Tujuan dari keduanya pun memiliki kesamaan dalam aspek edukatif, informatif, persuasif, dan rekreatif. Retorika mengajarkan cara menyampaikan pesan secara efektif, sementara dakwah menggunakan metode seperti bilhikmah, ceramah, dan diskusi untuk mencapai tujuan persuasif dengan lemah lembut.
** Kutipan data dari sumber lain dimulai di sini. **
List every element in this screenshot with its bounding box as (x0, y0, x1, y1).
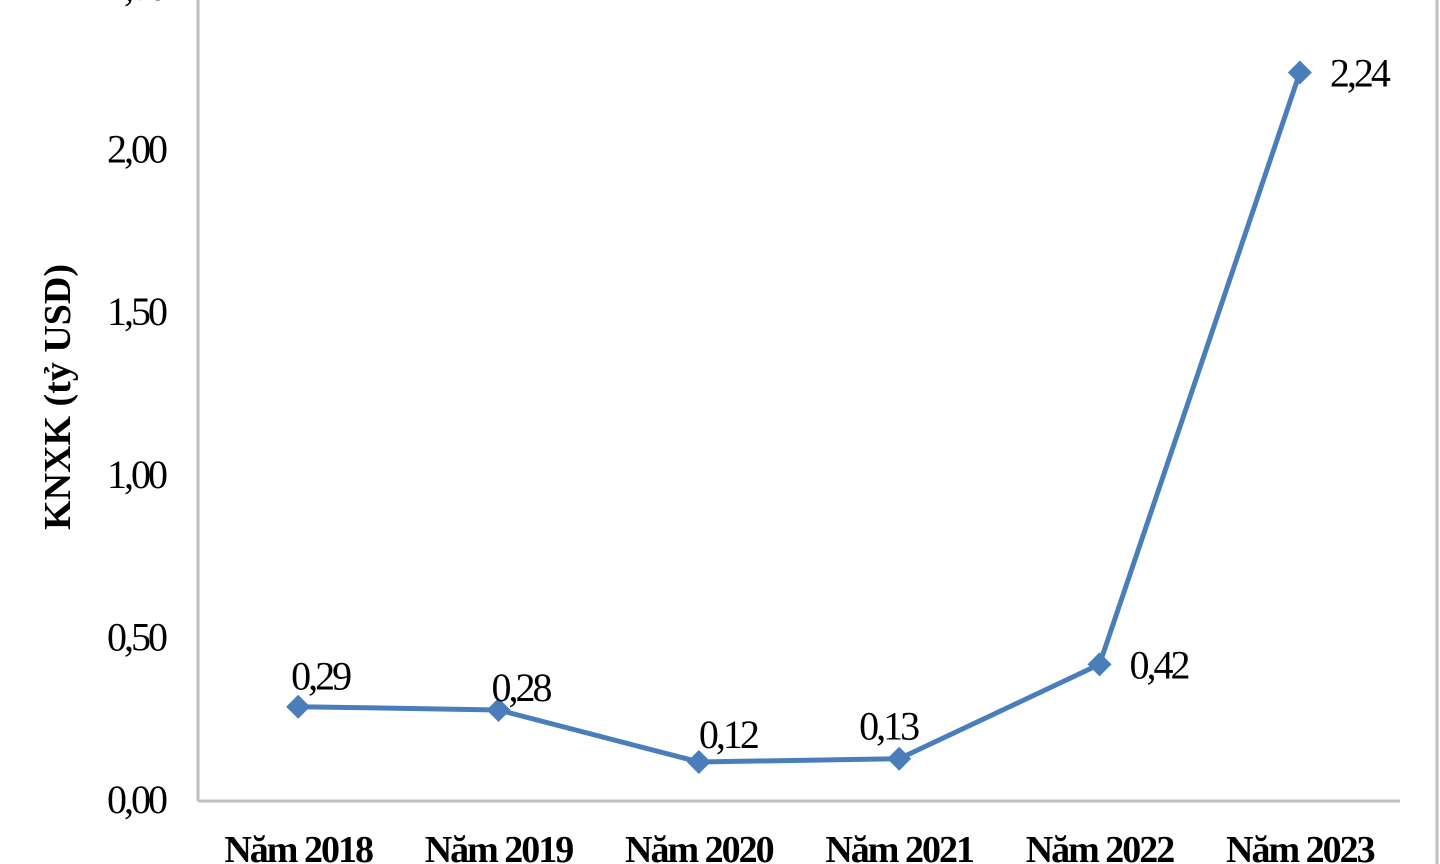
series-line (298, 71, 1303, 765)
data-label: 0,13 (859, 704, 919, 749)
y-tick-label: 1,00 (107, 452, 167, 497)
marker-group (286, 60, 1312, 774)
x-tick-label: Năm 2019 (425, 829, 574, 864)
y-tick-label: 2,00 (107, 127, 167, 172)
y-tick-label: 1,50 (107, 289, 167, 334)
data-label: 2,24 (1330, 51, 1391, 96)
x-tick-label: Năm 2022 (1026, 829, 1175, 864)
y-axis-label: KNXK (tỷ USD) (37, 264, 79, 530)
data-label: 0,12 (699, 712, 758, 757)
data-point-marker (686, 749, 711, 774)
data-point-marker (286, 694, 311, 719)
x-tick-label: Năm 2023 (1226, 829, 1375, 864)
data-label: 0,29 (291, 654, 351, 699)
y-tick-label: 0,50 (107, 614, 167, 659)
x-tick-labels: Năm 2018 Năm 2019 Năm 2020 Năm 2021 Năm 2022… (224, 829, 1376, 864)
data-point-marker (486, 697, 511, 722)
x-tick-label: Năm 2021 (825, 829, 974, 864)
axes (196, 0, 1439, 864)
y-tick-label: 0,00 (107, 777, 167, 822)
y-tick-labels: 0,00 0,50 1,00 1,50 2,00 2,50 (107, 0, 170, 822)
data-point-marker (887, 746, 912, 771)
data-label: 0,42 (1130, 642, 1189, 687)
data-label-group: 0,29 0,28 0,12 0,13 0,42 2,24 (291, 51, 1394, 757)
x-tick-label: Năm 2018 (224, 829, 373, 864)
data-point-marker (1287, 60, 1312, 85)
data-point-marker (1087, 652, 1112, 677)
x-tick-label: Năm 2020 (625, 829, 774, 864)
data-label: 0,28 (492, 665, 552, 710)
series-line-group (298, 71, 1303, 765)
y-tick-label: 2,50 (107, 0, 167, 9)
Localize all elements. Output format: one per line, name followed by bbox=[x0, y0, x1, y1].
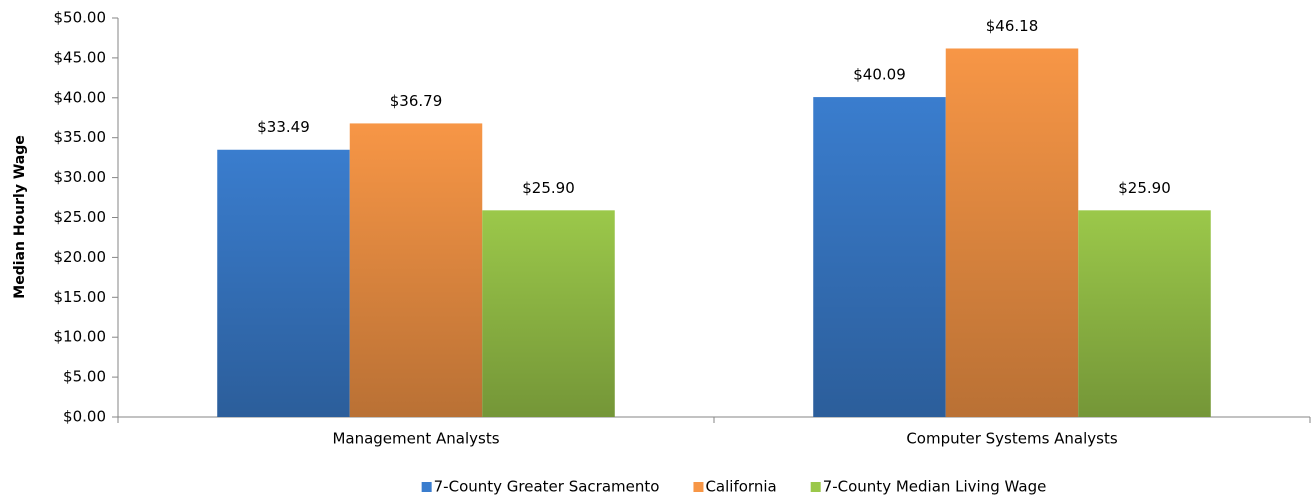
x-tick-label: Computer Systems Analysts bbox=[906, 430, 1118, 448]
bar-shade bbox=[813, 97, 946, 418]
value-label: $25.90 bbox=[522, 179, 575, 197]
y-tick-label: $10.00 bbox=[54, 328, 107, 346]
value-label: $40.09 bbox=[853, 66, 906, 84]
y-tick-label: $5.00 bbox=[63, 368, 106, 386]
bar-shade bbox=[945, 48, 1079, 417]
legend-swatch bbox=[421, 482, 432, 492]
value-label: $36.79 bbox=[390, 92, 443, 110]
bar-shade bbox=[217, 149, 350, 417]
legend-label: California bbox=[705, 478, 776, 496]
y-tick-label: $40.00 bbox=[54, 88, 107, 106]
value-label: $25.90 bbox=[1118, 179, 1171, 197]
legend-label: 7-County Greater Sacramento bbox=[434, 478, 660, 496]
y-tick-label: $50.00 bbox=[54, 9, 107, 27]
legend-label: 7-County Median Living Wage bbox=[823, 478, 1047, 496]
bar-shade bbox=[1078, 210, 1211, 417]
y-tick-label: $15.00 bbox=[54, 288, 107, 306]
bar-shade bbox=[482, 210, 615, 417]
y-axis-title: Median Hourly Wage bbox=[12, 135, 28, 298]
y-tick-label: $35.00 bbox=[54, 128, 107, 146]
y-tick-label: $0.00 bbox=[63, 408, 106, 426]
value-label: $46.18 bbox=[986, 17, 1039, 35]
x-tick-label: Management Analysts bbox=[332, 430, 499, 448]
y-tick-label: $20.00 bbox=[54, 248, 107, 266]
legend-swatch bbox=[810, 482, 821, 492]
y-tick-label: $45.00 bbox=[54, 48, 107, 66]
bar-shade bbox=[349, 123, 483, 417]
value-label: $33.49 bbox=[257, 118, 310, 136]
y-tick-label: $25.00 bbox=[54, 208, 107, 226]
legend-swatch bbox=[693, 482, 704, 492]
y-tick-label: $30.00 bbox=[54, 168, 107, 186]
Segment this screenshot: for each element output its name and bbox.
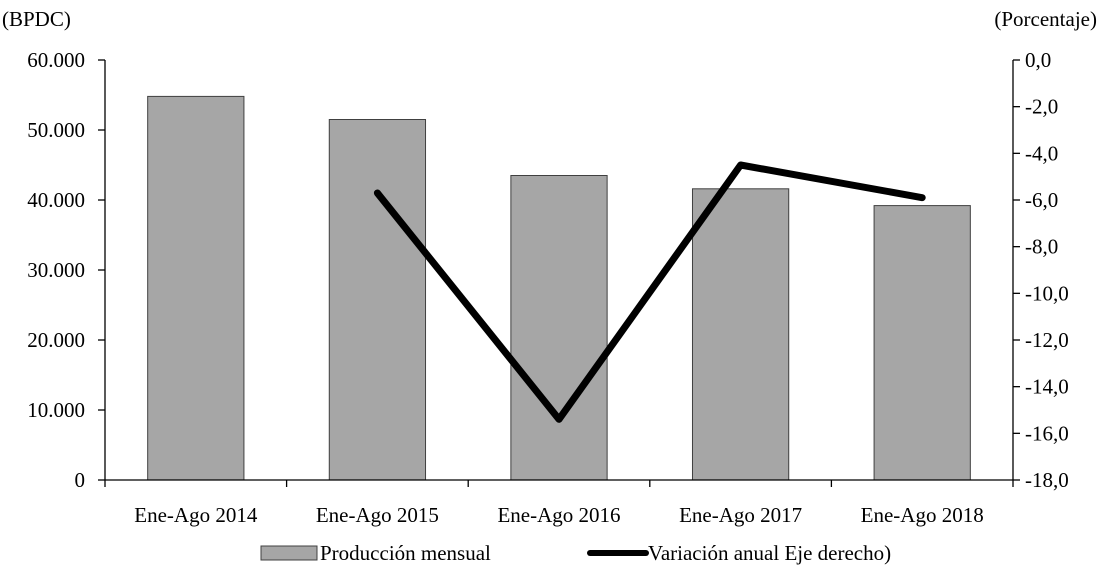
left-tick-label-3: 30.000 [27,258,85,282]
left-tick-label-6: 60.000 [27,48,85,72]
right-tick-label-0: 0,0 [1025,48,1051,72]
right-tick-label-5: -10,0 [1025,281,1069,305]
legend-bar-swatch [261,546,317,560]
legend-line-label: Variación anual Eje derecho) [648,541,891,565]
bar-0 [148,96,244,480]
line-series-variacion [377,165,922,419]
line-group [377,165,922,420]
left-tick-label-1: 10.000 [27,398,85,422]
right-tick-label-7: -14,0 [1025,375,1069,399]
left-axis-unit-label: (BPDC) [2,7,71,31]
x-tick-label-2: Ene-Ago 2016 [497,503,620,527]
x-tick-label-0: Ene-Ago 2014 [134,503,258,527]
right-tick-label-3: -6,0 [1025,188,1058,212]
bar-3 [692,189,788,480]
left-tick-label-4: 40.000 [27,188,85,212]
left-tick-label-2: 20.000 [27,328,85,352]
right-axis-unit-label: (Porcentaje) [994,7,1097,31]
bar-2 [511,176,607,481]
left-tick-label-5: 50.000 [27,118,85,142]
x-tick-label-1: Ene-Ago 2015 [316,503,439,527]
right-tick-label-9: -18,0 [1025,468,1069,492]
bar-1 [329,120,425,481]
legend: Producción mensual Variación anual Eje de… [261,541,891,565]
right-tick-label-8: -16,0 [1025,421,1069,445]
right-tick-label-2: -4,0 [1025,141,1058,165]
right-tick-label-1: -2,0 [1025,95,1058,119]
bar-4 [874,206,970,480]
right-tick-label-6: -12,0 [1025,328,1069,352]
legend-bar-label: Producción mensual [320,541,491,565]
x-tick-label-3: Ene-Ago 2017 [679,503,802,527]
right-tick-label-4: -8,0 [1025,235,1058,259]
x-tick-label-4: Ene-Ago 2018 [861,503,984,527]
left-tick-label-0: 0 [75,468,86,492]
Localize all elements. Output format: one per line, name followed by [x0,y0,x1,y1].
Tidak hanya itu, persyaratan dalam pengembangan kedua bidang ini juga serupa, mengedepankan penggunaan bahasa baku, berbasis data, dan riset yang mendalam, terutama dalam menghadapi mad'u yang semakin kritis dan rasional. Seperti Aristoteles yang memperkenalkan pathos, logos, dan ethos dalam retorika, para dai juga diharapkan memiliki kecakapan intelektual dan spiritual dalam menyampaikan pesan-pesan dakwah dengan penuh kearifan.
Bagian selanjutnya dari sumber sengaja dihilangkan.